The present study showed the effectiveness of meloxicam + curcumin co-encapsulation in lipid core nanocapsules in improving the memory and reducing COX-2 expression in amyloid-beta-infused mice. Thus, our findings suggest that the neuroprotective potential of meloxicam and curcumin co-nanoencapsulation is associated with cortical COX-2 modulation. Although additional studies are necessary to determine the other mechanisms involved in the effect of this nanoformulation, meloxicam and curcumin co-nanoencapsulation may have potential for rescue or delaying the progression of cognitive impairment associated with AD.

Table 1

Effect of amyloid-beta peptide and different formulations of meloxicam and/or curcumin on locomotor activity in the Open Field Test in mice

Group	Crossing	Rearing
Control	65.40±6.71	25.80±2.15
Aβ	63.73±7.57	20.39±3.21
Aβ+LCN C	80.76±4.63	27.69±2.34
Aβ+LCN M	79.75±5.49	27.72±1.15
Aβ+LCN MC	77.48±9.64	31.54±2.48
Aβ+C	76.78±3.16	25.69±3.02
Aβ+M	74.50±3.98	26.59±1.96
Aβ+MC	57.66±5.11	20.63±3.05

Data are reported as the mean ± SEM of number of segments crossed (crossing) or rearings (n = 8–9 animals/group).
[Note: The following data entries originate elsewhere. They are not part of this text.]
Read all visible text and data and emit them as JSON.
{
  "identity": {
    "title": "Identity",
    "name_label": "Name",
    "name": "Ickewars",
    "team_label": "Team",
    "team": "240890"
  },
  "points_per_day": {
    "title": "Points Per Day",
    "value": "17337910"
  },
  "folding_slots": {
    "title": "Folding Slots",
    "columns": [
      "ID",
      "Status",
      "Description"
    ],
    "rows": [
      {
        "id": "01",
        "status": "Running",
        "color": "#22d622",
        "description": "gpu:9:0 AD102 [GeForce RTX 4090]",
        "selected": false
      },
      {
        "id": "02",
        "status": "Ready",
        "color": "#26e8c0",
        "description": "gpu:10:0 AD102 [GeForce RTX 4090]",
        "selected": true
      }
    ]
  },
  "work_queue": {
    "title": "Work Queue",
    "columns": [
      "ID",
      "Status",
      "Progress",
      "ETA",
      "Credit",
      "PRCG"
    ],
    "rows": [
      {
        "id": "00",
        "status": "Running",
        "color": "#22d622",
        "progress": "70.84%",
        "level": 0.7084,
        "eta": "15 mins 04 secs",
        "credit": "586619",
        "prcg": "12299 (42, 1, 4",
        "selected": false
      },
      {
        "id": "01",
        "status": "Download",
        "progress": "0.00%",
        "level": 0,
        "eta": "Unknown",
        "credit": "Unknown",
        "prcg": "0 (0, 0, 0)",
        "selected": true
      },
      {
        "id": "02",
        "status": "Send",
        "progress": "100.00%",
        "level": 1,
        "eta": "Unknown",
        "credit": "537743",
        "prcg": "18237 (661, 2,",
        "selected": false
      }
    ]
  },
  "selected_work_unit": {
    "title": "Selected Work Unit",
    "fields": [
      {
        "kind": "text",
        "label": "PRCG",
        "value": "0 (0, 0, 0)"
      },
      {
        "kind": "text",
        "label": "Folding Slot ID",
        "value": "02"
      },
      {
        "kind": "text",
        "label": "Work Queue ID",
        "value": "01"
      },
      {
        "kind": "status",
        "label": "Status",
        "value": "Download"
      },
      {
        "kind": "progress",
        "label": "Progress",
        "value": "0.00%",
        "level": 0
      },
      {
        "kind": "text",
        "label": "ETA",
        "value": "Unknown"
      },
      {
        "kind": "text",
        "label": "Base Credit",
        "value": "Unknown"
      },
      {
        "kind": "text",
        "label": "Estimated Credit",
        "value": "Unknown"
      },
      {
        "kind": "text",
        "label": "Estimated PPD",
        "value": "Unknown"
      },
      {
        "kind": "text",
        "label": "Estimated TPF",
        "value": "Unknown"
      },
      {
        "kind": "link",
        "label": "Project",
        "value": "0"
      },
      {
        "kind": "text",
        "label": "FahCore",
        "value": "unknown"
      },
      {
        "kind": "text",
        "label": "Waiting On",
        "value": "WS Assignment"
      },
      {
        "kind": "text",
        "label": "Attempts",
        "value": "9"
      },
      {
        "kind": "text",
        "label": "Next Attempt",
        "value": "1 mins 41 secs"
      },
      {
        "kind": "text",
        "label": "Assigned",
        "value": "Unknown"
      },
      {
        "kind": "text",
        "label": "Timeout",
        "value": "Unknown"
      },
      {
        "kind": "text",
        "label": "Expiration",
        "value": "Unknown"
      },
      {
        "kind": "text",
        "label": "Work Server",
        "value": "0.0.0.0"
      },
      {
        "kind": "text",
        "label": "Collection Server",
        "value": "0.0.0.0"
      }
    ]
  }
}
Statistical analysis was performed by one-way analysis of variance followed by Tukey’s test when appropriate. Aβ: Amyloid-beta; C: curcumin; LCN C: lipid core nanocapsules loading curcumin; LCN M: lipid core nanocapsules loading meloxicam; LCN MC: lipid core nanocapsules loading meloxicam and curcumin; M: meloxicam; MC: meloxicam and curcumin.